Saturday 4 January 2014

Historical backgrounds matter

Going Back | Clarissa's Blog

One thing that seems like adaptation facilitated by the ancestors in me is that I scan the environment, whichever environment I am in, for danger.   I'm always highly vigilant, no matter what the environment or how peaceful it seems.   I'm actually quite interested in finding where the danger spots are, too, and thoroughly investigating them and bringing back reports.   I get bored if I can't do this.  

Also -- and this is less pleasant -- I always expect to hear that something horrific has happened close to me and that someone has died in an unexpected way.   I have that feeling too, which sometimes is damp or almost disappears but other times rises to the surface quite dramatically.   I don't like it when the phone suddenly rings, for instance.

I think a lot of this has to do with my family's background on my father's side -- and oddly enough, world war 2.   But also with African circumstances and a living enmeshed in cultural and historical instability.

I cannot see how backgrounds do not matter.  I agree also with one of the comments in this thread about Jews being pushed to academic excellence.  But with me it is the excellence of the survivor -- knowing how to read the environment very, very well indeed.   That is why I am often surprised when there is a natural disaster or something else and people are taken by suprise en masse.   I can't imagine anything more degrading or offputting than allowing oneself to be taken by suprise by anything.   Even if you die, you have to kind of expect it -- or, what is wrong with you?

I don't adapt at all to a state of mind that says it is our right to sit here and chew cud comfortably.   I'm not comfortable with comfort.  it irks me.  Life is passing you by.

So people find me very difficult to read because I do not want what they do, and then they take out their vengeance on me, which I always see coming.
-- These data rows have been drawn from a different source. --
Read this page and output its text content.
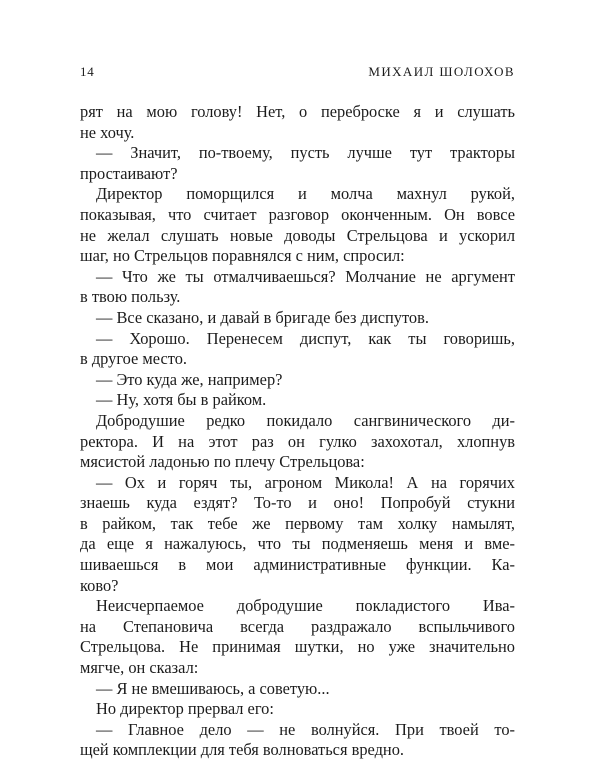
14	МИХАИЛ ШОЛОХОВ
рят на мою голову! Нет, о переброске я и слушать
не хочу.
— Значит, по-твоему, пусть лучше тут тракторы
простаивают?
Директор поморщился и молча махнул рукой,
показывая, что считает разговор оконченным. Он вовсе
не желал слушать новые доводы Стрельцова и ускорил
шаг, но Стрельцов поравнялся с ним, спросил:
— Что же ты отмалчиваешься? Молчание не аргумент
в твою пользу.
— Все сказано, и давай в бригаде без диспутов.
— Хорошо. Перенесем диспут, как ты говоришь,
в другое место.
— Это куда же, например?
— Ну, хотя бы в райком.
Добродушие редко покидало сангвинического ди-
ректора. И на этот раз он гулко захохотал, хлопнув
мясистой ладонью по плечу Стрельцова:
— Ох и горяч ты, агроном Микола! А на горячих
знаешь куда ездят? То-то и оно! Попробуй стукни
в райком, так тебе же первому там холку намылят,
да еще я нажалуюсь, что ты подменяешь меня и вме-
шиваешься в мои административные функции. Ка-
ково?
Неисчерпаемое добродушие покладистого Ива-
на Степановича всегда раздражало вспыльчивого
Стрельцова. Не принимая шутки, но уже значительно
мягче, он сказал:
— Я не вмешиваюсь, а советую...
Но директор прервал его:
— Главное дело — не волнуйся. При твоей то-
щей комплекции для тебя волноваться вредно.
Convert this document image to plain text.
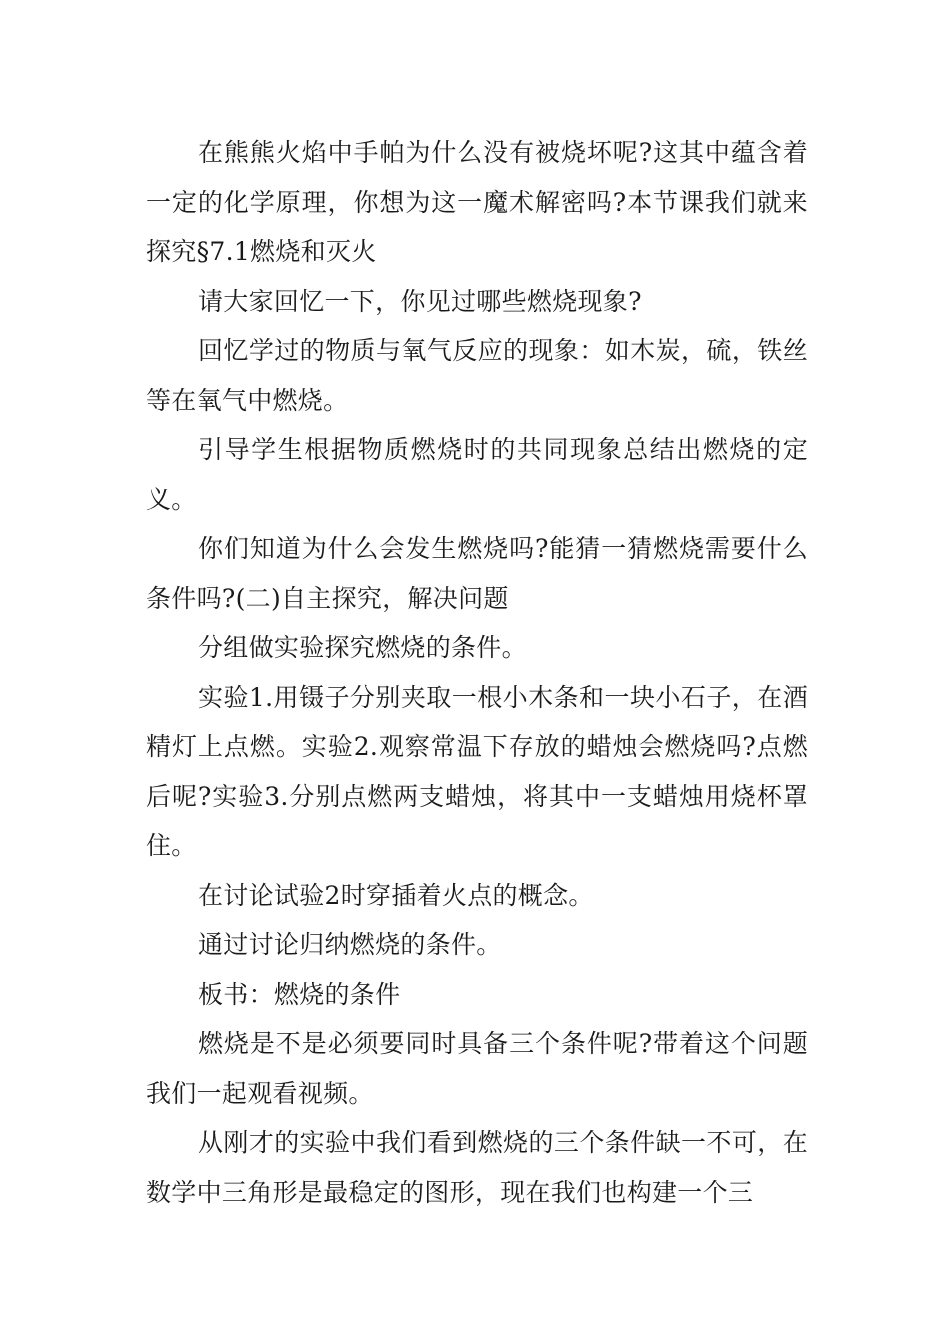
在熊熊火焰中手帕为什么没有被烧坏呢?这其中蕴含着一定的化学原理，你想为这一魔术解密吗?本节课我们就来探究§7.1燃烧和灭火

请大家回忆一下，你见过哪些燃烧现象?

回忆学过的物质与氧气反应的现象：如木炭，硫，铁丝等在氧气中燃烧。

引导学生根据物质燃烧时的共同现象总结出燃烧的定义。

你们知道为什么会发生燃烧吗?能猜一猜燃烧需要什么条件吗?(二)自主探究，解决问题

分组做实验探究燃烧的条件。

实验1.用镊子分别夹取一根小木条和一块小石子，在酒精灯上点燃。实验2.观察常温下存放的蜡烛会燃烧吗?点燃后呢?实验3.分别点燃两支蜡烛，将其中一支蜡烛用烧杯罩住。

在讨论试验2时穿插着火点的概念。

通过讨论归纳燃烧的条件。

板书：燃烧的条件

燃烧是不是必须要同时具备三个条件呢?带着这个问题我们一起观看视频。

从刚才的实验中我们看到燃烧的三个条件缺一不可，在数学中三角形是最稳定的图形，现在我们也构建一个三
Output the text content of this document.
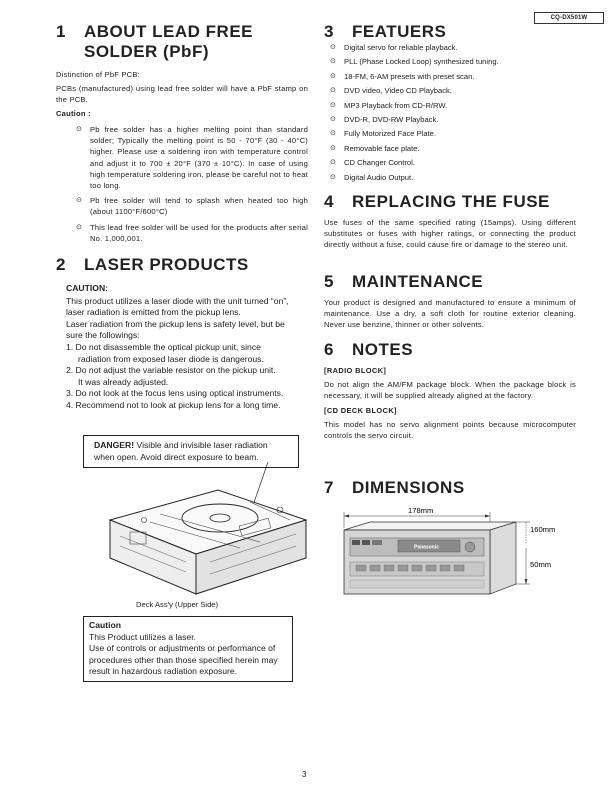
CQ-DX501W
1 ABOUT LEAD FREE
SOLDER (PbF)

Distinction of PbF PCB:

PCBs (manufactured) using lead free solder will have a PbF stamp on the PCB.

Caution :

⊙ Pb free solder has a higher melting point than standard solder; Typically the melting point is 50 - 70°F (30 - 40°C) higher. Please use a soldering iron with temperature control and adjust it to 700 ± 20°F (370 ± 10°C). In case of using high temperature soldering iron, please be careful not to heat too long.
⊙ Pb free solder will tend to splash when heated too high (about 1100°F/600°C)
⊙ This lead free solder will be used for the products after serial No. 1,000,001.
2 LASER PRODUCTS
CAUTION:
This product utilizes a laser diode with the unit turned “on”,
laser radiation is emitted from the pickup lens.
Laser radiation from the pickup lens is safety level, but be
sure the followings:
1. Do not disassemble the optical pickup unit, since
radiation from exposed laser diode is dangerous.
2. Do not adjust the variable resistor on the pickup unit.
It was already adjusted.
3. Do not look at the focus lens using optical instruments.
4. Recommend not to look at pickup lens for a long time.
DANGER! Visible and invisible laser radiation
when open. Avoid direct exposure to beam.
Deck Ass'y (Upper Side)
Caution
This Product utilizes a laser.
Use of controls or adjustments or performance of
procedures other than those specified herein may
result in hazardous radiation exposure.
3 FEATUERS
⊙ Digital servo for reliable playback.
⊙ PLL (Phase Locked Loop) synthesized tuning.
⊙ 18-FM, 6-AM presets with preset scan.
⊙ DVD video, Video CD Playback.
⊙ MP3 Playback from CD-R/RW.
⊙ DVD-R, DVD-RW Playback.
⊙ Fully Motorized Face Plate.
⊙ Removable face plate.
⊙ CD Changer Control.
⊙ Digital Audio Output.
4 REPLACING THE FUSE

Use fuses of the same specified rating (15amps). Using different substitutes or fuses with higher ratings, or connecting the product directly without a fuse, could cause fire or damage to the stereo unit.

5 MAINTENANCE

Your product is designed and manufactured to ensure a minimum of maintenance. Use a dry, a soft cloth for routine exterior cleaning. Never use benzine, thinner or other solvents.

6 NOTES
[RADIO BLOCK]

Do not align the AM/FM package block. When the package block is necessary, it will be supplied already aligned at the factory.

[CD DECK BLOCK]

This model has no servo alignment points because microcomputer controls the servo circuit.

7 DIMENSIONS
178mm
Panasonic
160mm
50mm
3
But I can't change or adapt to what is conventionally normal.  Even watching very normal people have their very minor adventures without seeming vigilant annoys the hell out of me.   For instance, the modern versions of Doctor Who, which are nothing more than Cinderella stories, cause me to go out of my mind at the ineptitude of the characters in not taking more care.   They just want to be whisked away and put down again.   But they don't look around them or guard themselves.  There's a thunderous stupidity about this, which detracts from the mind's abilty to process its own material.